Friday, January 31, 2014

Trip Report: South Face of Tour Ronde

I'm usually off to Chamonix at the beginning on January but this year I got asked to be a part of the "Deep Winter" photo challenge so I put off my flight for a couple weeks so I could attend. Conditions were pretty heinous in Whistler with way below average snow and 10,000 ft + freezing levels. So after a brutal week of shooting in terrible conditions, followed by the slide show and a dance party at Tommy Africa's until 3am I had 24 hours to drive back to Seattle, move out of my place and pack for three months in Chamonix. Not sure how I pulled it off but I made it!

Here's Jason Hummel's slideshow, we got 3rd btw! WOO HOO!

I met my friend Mia at the airport only to find her in tears because they wouldn't let her board the plane because her passport expired in less than three months. (Take note anyone traveling to Europe soon) She was coming over to Chamonix for the first time to watch her man, Drew Tabke compete in the Freeride World Tour. After arguing with, then begging, then bribing the front desk personnel, I realized I was going to miss my flight and had to leave Mia in a sad, pathetic, sobbing mess on the floor.

It was sadder than this:

I didn't sleep on the flight one bit because I was SO STOKEDDDD!!!! I should've gotten some ambien and been less stoked because I got to Cham and had to go right to work because Wednesday was the last blue bird day for a while. We decided to ride the South face of the Tour Rond, from Chamonix into Italy, down into the Brenva basin. A zone I've been wanting to go for four years but have been too intimidated. It's pretty scary, massive exposure, super broken glacier and sketchy exit. Never actually seeing the South Face of the Tour Rond with my own eyes made it even scarier but we had good beta from people who had done it the day before, also Ross had been back there before.

Many of you will recognize the Tour Ronde from Jeremy Jones's, "Deeper". The approach is to the left up a steep, sugary, mixed face then up the ridge. The South face isn't nearly as gnarly as North face but I'd say the exit is worse. This pic is a couple years old:

As Ross, Dave and I transitioned over to booting, we're almost ready to boot up and I see Ross's ski go airborne, flying down onto the Mer de Glace and disappearing behind a ridge. Whelp, that was it for Ross. Down he went, off to find his brand new ski. I was convinced it perished into a 1,000 ft crevasse, never to be seen again. (All superior pics by Davide De Masi)
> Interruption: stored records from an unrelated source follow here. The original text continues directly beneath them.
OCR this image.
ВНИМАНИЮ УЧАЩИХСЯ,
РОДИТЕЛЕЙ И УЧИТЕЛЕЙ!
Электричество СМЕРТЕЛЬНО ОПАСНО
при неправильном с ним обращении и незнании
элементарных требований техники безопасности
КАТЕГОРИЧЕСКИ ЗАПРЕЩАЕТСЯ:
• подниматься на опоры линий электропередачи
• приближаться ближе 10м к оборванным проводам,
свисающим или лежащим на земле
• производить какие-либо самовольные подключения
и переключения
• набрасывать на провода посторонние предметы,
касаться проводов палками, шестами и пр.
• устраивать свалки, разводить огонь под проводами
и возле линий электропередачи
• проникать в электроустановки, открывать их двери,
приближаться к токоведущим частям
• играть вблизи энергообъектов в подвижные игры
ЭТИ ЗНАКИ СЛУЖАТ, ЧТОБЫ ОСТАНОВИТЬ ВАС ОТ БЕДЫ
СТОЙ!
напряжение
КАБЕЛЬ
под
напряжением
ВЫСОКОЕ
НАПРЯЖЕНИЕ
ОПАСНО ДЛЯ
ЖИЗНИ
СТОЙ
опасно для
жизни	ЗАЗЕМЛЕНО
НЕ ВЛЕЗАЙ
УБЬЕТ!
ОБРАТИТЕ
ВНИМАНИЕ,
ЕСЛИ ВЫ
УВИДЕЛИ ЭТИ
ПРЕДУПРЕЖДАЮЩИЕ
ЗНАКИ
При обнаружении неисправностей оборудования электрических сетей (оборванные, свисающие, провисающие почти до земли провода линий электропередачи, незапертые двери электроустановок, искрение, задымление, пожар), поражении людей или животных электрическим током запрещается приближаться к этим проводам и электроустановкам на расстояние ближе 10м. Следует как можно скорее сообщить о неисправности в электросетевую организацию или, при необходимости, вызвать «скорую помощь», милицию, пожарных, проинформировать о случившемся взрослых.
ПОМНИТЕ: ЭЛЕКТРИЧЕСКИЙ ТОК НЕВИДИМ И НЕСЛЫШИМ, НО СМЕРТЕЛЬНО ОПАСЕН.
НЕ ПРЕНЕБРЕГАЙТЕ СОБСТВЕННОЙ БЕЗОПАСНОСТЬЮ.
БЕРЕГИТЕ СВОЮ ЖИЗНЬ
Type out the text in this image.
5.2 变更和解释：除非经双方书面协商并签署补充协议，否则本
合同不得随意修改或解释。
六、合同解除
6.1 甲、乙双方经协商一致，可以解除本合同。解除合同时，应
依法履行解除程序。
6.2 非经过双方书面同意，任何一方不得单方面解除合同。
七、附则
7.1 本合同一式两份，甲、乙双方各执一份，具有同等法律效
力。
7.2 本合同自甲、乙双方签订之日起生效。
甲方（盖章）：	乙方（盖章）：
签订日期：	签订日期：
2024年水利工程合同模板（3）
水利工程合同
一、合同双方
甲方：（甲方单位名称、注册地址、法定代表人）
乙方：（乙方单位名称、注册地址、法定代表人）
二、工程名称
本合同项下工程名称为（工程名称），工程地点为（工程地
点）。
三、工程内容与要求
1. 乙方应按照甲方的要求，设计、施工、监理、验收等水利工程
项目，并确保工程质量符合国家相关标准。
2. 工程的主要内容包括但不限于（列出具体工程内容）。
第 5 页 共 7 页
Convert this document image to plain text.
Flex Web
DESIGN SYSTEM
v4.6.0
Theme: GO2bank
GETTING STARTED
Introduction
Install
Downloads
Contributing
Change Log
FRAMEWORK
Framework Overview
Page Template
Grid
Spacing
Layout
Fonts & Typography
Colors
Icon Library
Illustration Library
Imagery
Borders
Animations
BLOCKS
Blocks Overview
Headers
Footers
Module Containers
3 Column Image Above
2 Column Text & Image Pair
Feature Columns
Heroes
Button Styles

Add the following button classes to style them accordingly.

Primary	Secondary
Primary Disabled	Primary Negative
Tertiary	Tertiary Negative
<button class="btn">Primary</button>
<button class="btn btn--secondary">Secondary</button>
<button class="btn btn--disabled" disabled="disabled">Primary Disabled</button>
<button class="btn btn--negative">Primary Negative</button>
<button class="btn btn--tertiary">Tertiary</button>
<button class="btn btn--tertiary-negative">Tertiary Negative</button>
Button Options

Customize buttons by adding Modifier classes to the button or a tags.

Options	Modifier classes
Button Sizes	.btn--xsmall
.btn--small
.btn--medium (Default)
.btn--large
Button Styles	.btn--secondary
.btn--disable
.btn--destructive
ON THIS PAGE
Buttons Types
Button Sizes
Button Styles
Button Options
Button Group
Kind of sketchy mixed climbing, sugar on slabby rocks. Dislike.

Whatev's, up we go!

We were about 700 feet up the face and who do we see but ROSS HEWITT! Makin moves to catch up to us! Followed by a couple other friends including Britain's sickest freerider Dave Searle and Ally Fulton. We got to the top of the ridge and waited for Ross to catch up, which only took him like 10 minutes. He deadman'd his ski and rapped into a crevasse to retrieve his ski. Ross Hewitt, such a badass. The views from up there were some of the best I've seen in the Chamonix Valley. Absolutely spectacular! Forgetting about getting 3 hours of sleep in the past 48 hours or something we dropped in, avoiding sharks and getting into the goods.

The lower face mellowed out and the snow got better.

Little did we know, Ross had tomahawked three times at the very top of the face. As we stopped at the bottom he told us his perilous story. His pants were ripped to shreds and his ice axed had gouged a massive bloody hole in his knee. He got lucky. Oh yeah AND his car keys were in his pocket. Not killing it. He was just having one of those days. BUT, he's killin it here:

STOOOOOOOKED! After the 2,000ft + face we shredded another couple thousand feet of super fun pow until we got to the gully of death and had to traverse below the massive Brenva icefall.

Travelling one by one through the gully of death and going as fast as we could out the traverse under the icefall we made it to the top of the moraine where we ate snickers, gave high fives, planned a negroni session and talked about how we'd get home without Ross's keys. I would've never ridden anything back here if I knew we had to traverse under the icefall. Usually the exit is to the lookers left in this picture but the glacier was too broken up to travel across. Bummer. I won't be back here until it snows a lot more. It was scary. We met the Champ, Tabke in Courmayeur after the Freeride World Tour Italy comp and doused ourselves with negroni's and pizza. Great christening run in Cham. Now time to sleep. Oh yeah, and Mia got a flight the next day!